When I got home, New York City was briefly unmanageable. I felt daunted by the task of conversation, and socializing was unappealing. But within a few days, I'd readjusted to the speaking world, and I started noticing little, perhaps permanent, changes. There's a man who lives in my building whose every move carries such a strong air of entitlement that it's palpable when we share the elevator. Sometimes, during these rides, he'll make some remark about my appearance that leaves me steaming; after the retreat, I realized I didn't have to give a shit. When I faced my morning subway commute, I was less filled with the sense of existential malaise that used to come when I swarmed up the L train platform stairs wedged between two separate sets of shoulders, my forehead plunking lightly against the backpack of the person ahead of me over and over like a metronome. Now it didn't seem so bad. All these people were just trying to get to work too.

My impulse to fill pauses in conversations was toned down, and time slowed down a bit too, because I was paying more attention to things as they happened. My typical obsessive interest in thinking about what the hell I was going to do with the rest of my life also seemed reduced, along with my equally large drive to rehash recent social interactions and pick them apart for errors on my end. Perhaps biggest of all, the animosity toward my ex evaporated.

I decided to test out whether what I was feeling would translate to a real-life interaction, so I arranged for us to get coffee a week later; the first meeting since our telenovela-style split. As we chatted, I prodded myself mentally, searching for the familiar hurt and ill will. It wasn't there. Learning to let go of negativity sounds Hallmark-level trite, but there it was.

There's more. Before the retreat, Mathias Basner, an assistant professor at the University of Pennsylvania Perelman School of Medicine who studies sleep and biological rhythms, suggested I get my thyroid and cortisol levels tested before and after the retreat. Since both can be tied to stress, he hypothesized they might shift in a setting designed to train calmness. So I went to my doctor for blood work. Somewhat conveniently, for the purposes of my little experiment, my levels for both of those hormones were out of whack. A week before I left for the retreat, my thyroid levels were slightly abnormal, and my levels of cortisol, more popularly known as the "stress hormone," were four points above the upper threshold for normal, "double what I'd like to see for you," my doctor said.
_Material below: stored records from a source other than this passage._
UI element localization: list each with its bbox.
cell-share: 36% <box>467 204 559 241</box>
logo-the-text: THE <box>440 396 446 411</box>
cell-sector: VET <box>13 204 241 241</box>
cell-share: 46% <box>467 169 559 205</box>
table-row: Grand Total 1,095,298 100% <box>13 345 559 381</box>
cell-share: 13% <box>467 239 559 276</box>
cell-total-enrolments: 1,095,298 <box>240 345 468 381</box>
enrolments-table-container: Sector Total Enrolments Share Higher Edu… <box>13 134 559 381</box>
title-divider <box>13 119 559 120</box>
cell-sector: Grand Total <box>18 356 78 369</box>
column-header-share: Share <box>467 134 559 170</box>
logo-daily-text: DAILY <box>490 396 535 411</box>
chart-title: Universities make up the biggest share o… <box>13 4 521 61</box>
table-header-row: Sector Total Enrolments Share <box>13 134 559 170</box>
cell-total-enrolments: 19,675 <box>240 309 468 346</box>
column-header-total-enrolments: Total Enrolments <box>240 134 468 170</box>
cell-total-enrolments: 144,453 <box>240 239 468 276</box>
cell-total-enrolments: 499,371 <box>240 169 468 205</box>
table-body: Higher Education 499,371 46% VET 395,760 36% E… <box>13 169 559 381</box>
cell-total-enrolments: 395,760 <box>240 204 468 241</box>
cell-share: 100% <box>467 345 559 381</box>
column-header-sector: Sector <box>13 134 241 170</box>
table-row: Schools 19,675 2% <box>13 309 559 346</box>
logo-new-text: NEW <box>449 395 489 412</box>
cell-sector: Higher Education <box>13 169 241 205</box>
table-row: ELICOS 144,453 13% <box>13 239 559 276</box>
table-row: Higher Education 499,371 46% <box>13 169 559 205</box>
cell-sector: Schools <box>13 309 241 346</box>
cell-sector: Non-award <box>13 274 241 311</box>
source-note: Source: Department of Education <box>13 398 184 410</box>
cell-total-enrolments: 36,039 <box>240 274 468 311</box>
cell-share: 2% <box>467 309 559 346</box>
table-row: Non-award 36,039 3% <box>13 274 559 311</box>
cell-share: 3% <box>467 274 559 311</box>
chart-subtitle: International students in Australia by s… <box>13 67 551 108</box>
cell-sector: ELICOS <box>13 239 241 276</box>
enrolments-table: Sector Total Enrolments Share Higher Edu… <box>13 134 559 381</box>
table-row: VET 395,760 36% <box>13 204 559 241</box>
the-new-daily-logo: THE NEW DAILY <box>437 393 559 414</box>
Two days after the retreat ended, I went back to the doctor's office. My thyroid levels had dropped one full point. According to my doctor, it would take "at least six weeks" on thyroid medication to get that result. And my cortisol level fell almost 10 points, squarely within the normal range. That would ordinarily "take months" on a stress-reducing supplement, the doctor told me. He sounded impressed.

At the retreat, the teacher warned over and over not to look for major shifts in our lives when we got home. Any small changes—food that tastes a little better, the family interaction that seems a little less excruciating—are remarkable enough. But that constellation of little changes seemed just evidence, really, of a realization at once quotidian and grand: that with continuous effort, I could change the way my mind worked. The sense of control over my brain and, by extension, the ways I approach the world hit me hard the moment I first learned to temporarily shut up the part of my mind that frothed over with pop songs. I could decouple, however briefly, my sense of self from the meat sack of my mind and body. And that decoupling gave me the ability to actually control where that meat sack was headed next.